Global Comment

Where the world thinks out loud

Shocked Americans Discover They Are Not Living In A Superhero Franchise

street art celebrating robert mueller

Like most out and proud nerds, I am a fan of the superhero genre. I don’t always claim to understand its full scope and breadth, and I’m pretty damn picky about what parts of it I choose to pay attention to, but I am, as the kids say, here for it. The only problem I have with it is lack of a franchise that revolves around a legal-minded special counsel superhero who writes lengthy reports which are then cherry-picked by self-interested assholes in politics.

What’s that you say? Robert Mueller’s report can’t get superhero treatment? The justice system is not a crowd-pleasing major studio blockbuster? People who are fighting over whether or not Mueller’s is our era’s Batman or Joker are being silly?

Hey now.

To admit that would be tantamount to admitting that, first of all, legal norms and ethics are not necessarily shaped by the same forces that shape outrage mobs on Twitter.

Even more crucially, it is tantamount to admitting that what is lawful isn’t always what’s right (take a quick tour through oppressive legislation through the ages if you don’t believe me).

But most crucially, it is tantamount to admitting that a single person can’t save us, though, as both public and private life is paradoxical, we must all still do our part, as individuals and as a collective.

“Whoa,” you’re saying right now, after taking a huge drag of your blunt/juul/cigarette of choice, “This shit is a bit heavy for a biweekly satire column that usually talks about sentient wigs and whether or not Stephen Miller is actually a velociraptor. What the fuck, Natalia.”

Don’t worry, I have you covered. For one thing, I went to college with Stephen Miller, and there is definitely a wealth of evidence backing up my hypothesis that he is secretly a velociraptor. I have some stories about his reptilian stare. I have even more stories about the fact that, much like a murderous lizard that keeps testing an electric fence, Miller is testing our democracy. Hit me up about that anytime.

I am also completely certain that wigs can be sentient and can, furthermore, be the locus of great evil. In pop culture, they always take the easy way out when it comes to objects that are haunted by demonic presences — it’s always dolls with giant eyes, or some other reference to Freud’s theories about the uncanny. Why can’t a fucking wig be the star of its own horror movie? Approach Jordan Peele about it, there’s an innovator who can make unexpected creative choices.

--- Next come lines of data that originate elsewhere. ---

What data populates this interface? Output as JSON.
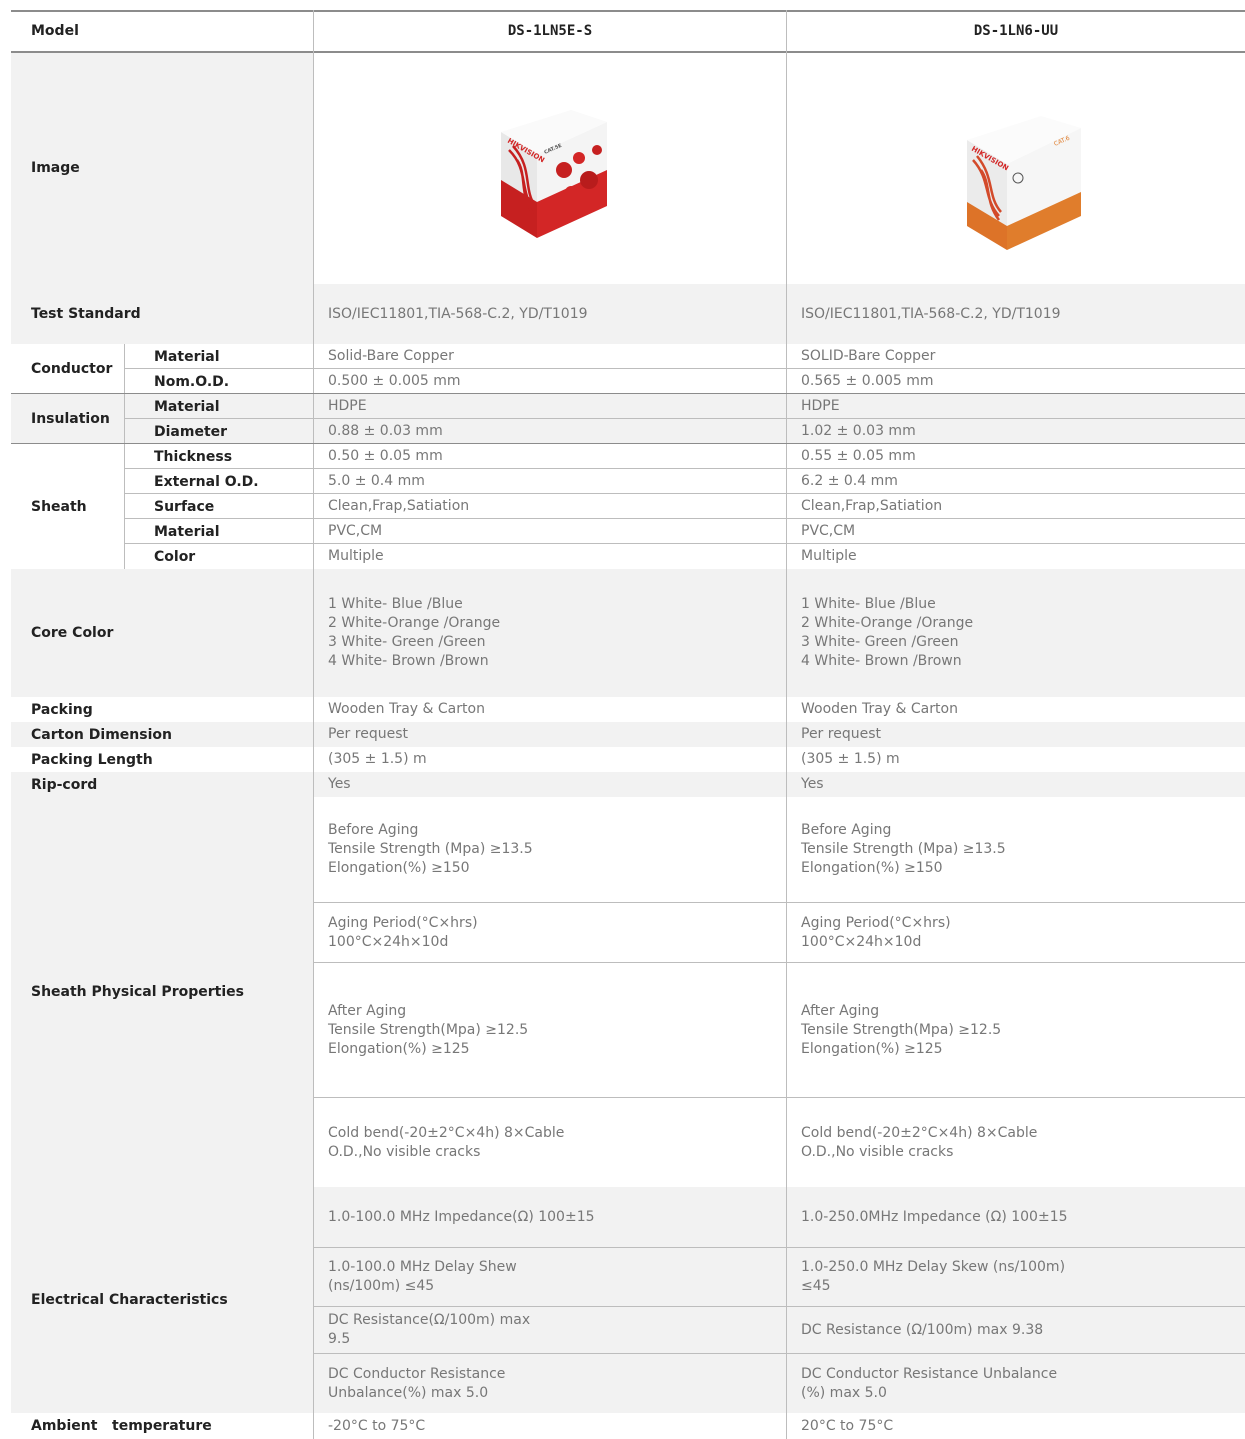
{
  "header": {
    "model_label": "Model",
    "col1": "DS-1LN5E-S",
    "col2": "DS-1LN6-UU"
  },
  "image_row": {
    "label": "Image",
    "box1": {
      "brand": "HIKVISION",
      "cat": "CAT.5E",
      "accent": "#d32626"
    },
    "box2": {
      "brand": "HIKVISION",
      "cat": "CAT.6",
      "accent": "#e07d2c"
    }
  },
  "rows": {
    "test_standard": {
      "label": "Test Standard",
      "v1": "ISO/IEC11801,TIA-568-C.2, YD/T1019",
      "v2": "ISO/IEC11801,TIA-568-C.2, YD/T1019"
    },
    "conductor": {
      "label": "Conductor",
      "material": {
        "label": "Material",
        "v1": "Solid-Bare Copper",
        "v2": "SOLID-Bare Copper"
      },
      "nomod": {
        "label": "Nom.O.D.",
        "v1": "0.500 ± 0.005 mm",
        "v2": "0.565 ± 0.005 mm"
      }
    },
    "insulation": {
      "label": "Insulation",
      "material": {
        "label": "Material",
        "v1": "HDPE",
        "v2": "HDPE"
      },
      "diameter": {
        "label": "Diameter",
        "v1": "0.88 ± 0.03 mm",
        "v2": "1.02 ± 0.03 mm"
      }
    },
    "sheath": {
      "label": "Sheath",
      "thickness": {
        "label": "Thickness",
        "v1": "0.50 ± 0.05 mm",
        "v2": "0.55 ± 0.05 mm"
      },
      "external": {
        "label": "External O.D.",
        "v1": "5.0 ± 0.4 mm",
        "v2": "6.2 ± 0.4 mm"
      },
      "surface": {
        "label": "Surface",
        "v1": "Clean,Frap,Satiation",
        "v2": "Clean,Frap,Satiation"
      },
      "material": {
        "label": "Material",
        "v1": "PVC,CM",
        "v2": "PVC,CM"
      },
      "color": {
        "label": "Color",
        "v1": "Multiple",
        "v2": "Multiple"
      }
    },
    "core_color": {
      "label": "Core Color",
      "v1": "1 White- Blue /Blue\n2 White-Orange /Orange\n3 White- Green /Green\n4 White- Brown /Brown",
      "v2": "1 White- Blue /Blue\n2 White-Orange /Orange\n3 White- Green /Green\n4 White- Brown /Brown"
    },
    "packing": {
      "label": "Packing",
      "v1": "Wooden Tray & Carton",
      "v2": "Wooden Tray & Carton"
    },
    "carton": {
      "label": "Carton Dimension",
      "v1": "Per request",
      "v2": "Per request"
    },
    "length": {
      "label": "Packing Length",
      "v1": "(305 ± 1.5) m",
      "v2": "(305 ± 1.5) m"
    },
    "ripcord": {
      "label": "Rip-cord",
      "v1": "Yes",
      "v2": "Yes"
    },
    "sheath_phys": {
      "label": "Sheath Physical Properties",
      "before": {
        "v1": "Before Aging\nTensile Strength (Mpa) ≥13.5\nElongation(%) ≥150",
        "v2": "Before Aging\nTensile Strength (Mpa) ≥13.5\nElongation(%) ≥150"
      },
      "period": {
        "v1": "Aging Period(°C×hrs)\n100°C×24h×10d",
        "v2": "Aging Period(°C×hrs)\n100°C×24h×10d"
      },
      "after": {
        "v1": "After Aging\nTensile Strength(Mpa) ≥12.5\nElongation(%) ≥125",
        "v2": "After Aging\nTensile Strength(Mpa) ≥12.5\nElongation(%) ≥125"
      },
      "cold": {
        "v1": "Cold bend(-20±2°C×4h) 8×Cable\nO.D.,No visible cracks",
        "v2": "Cold bend(-20±2°C×4h) 8×Cable\nO.D.,No visible cracks"
      }
    },
    "electrical": {
      "label": "Electrical Characteristics",
      "impedance": {
        "v1": "1.0-100.0 MHz Impedance(Ω) 100±15",
        "v2": "1.0-250.0MHz Impedance (Ω) 100±15"
      },
      "delay": {
        "v1": "1.0-100.0 MHz Delay Shew\n(ns/100m) ≤45",
        "v2": "1.0-250.0 MHz Delay Skew (ns/100m)\n≤45"
      },
      "dcres": {
        "v1": "DC Resistance(Ω/100m) max\n9.5",
        "v2": "DC Resistance (Ω/100m) max 9.38"
      },
      "unbalance": {
        "v1": "DC Conductor Resistance\nUnbalance(%) max 5.0",
        "v2": "DC Conductor Resistance Unbalance\n(%) max 5.0"
      }
    },
    "ambient": {
      "label": "Ambient   temperature",
      "v1": "-20°C to 75°C",
      "v2": "20°C to 75°C"
    }
  }
}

Most importantly, I can’t avoid writing satire, simply because we are all living in a satire. It’s a joke — a dark one, but still a joke — that even as millions of people in this country are in thrall to evangelicals touting a scenario in which the end of the world is brought about by teaching science and letting transgender people go about their lives in peace, the “savior” that they pray to is a guy who pays hush money to porn stars and humiliates the very institutions that white conservatives tend to so fervently believe in. Honestly, if I pitched this story a decade ago, people would say it was too unrealistic, too niche, or too “genre-dependent,” the genre being psychedelic science fiction in the vein of Victor Pelevin.

And yet, this is our reality. Here we are, fighting over what the Mueller report really means, while brown-shirts working for the government steal immigrant children from their parents. Here we are, no longer an audience to reality TV as much as living out reality TV subplots whether the cameras are running or not.

To be perfectly honest, in this timeline, special counsel Robert Mueller is still a superhero. Not because he can realign the wobbling gears of our crisis-laden democracy, oh no. Don’t put that evil on him, Ricky Bobby, the man has enough crap to deal with as it is.

Robert Mueller is a superhero because it is in his power to make us face the truth. Facing the truth is rarely some kind of noble, photogenic exercise. We’ve all had those moments in our lives, when the way things happened was unexpected, and yet in the back of our heads, we were going, “I see now — this is the only way it could be.” Donna Tartt makes a compelling argument about this in The Secret History, always a good book to re-read if you don’t want to retreat from the world as much as reassess it.

If I could pick a superhero name for Mueller, it would be The Plot Twist That Isn’t Entertaining But Is The Only One That Is Appropriate Man. Wait, that makes me sound like too much of a writer’s writer.

Hm.

Call him the No Bullshit Man, and be done with it.

And hey, by the way, we should all be able to read that report.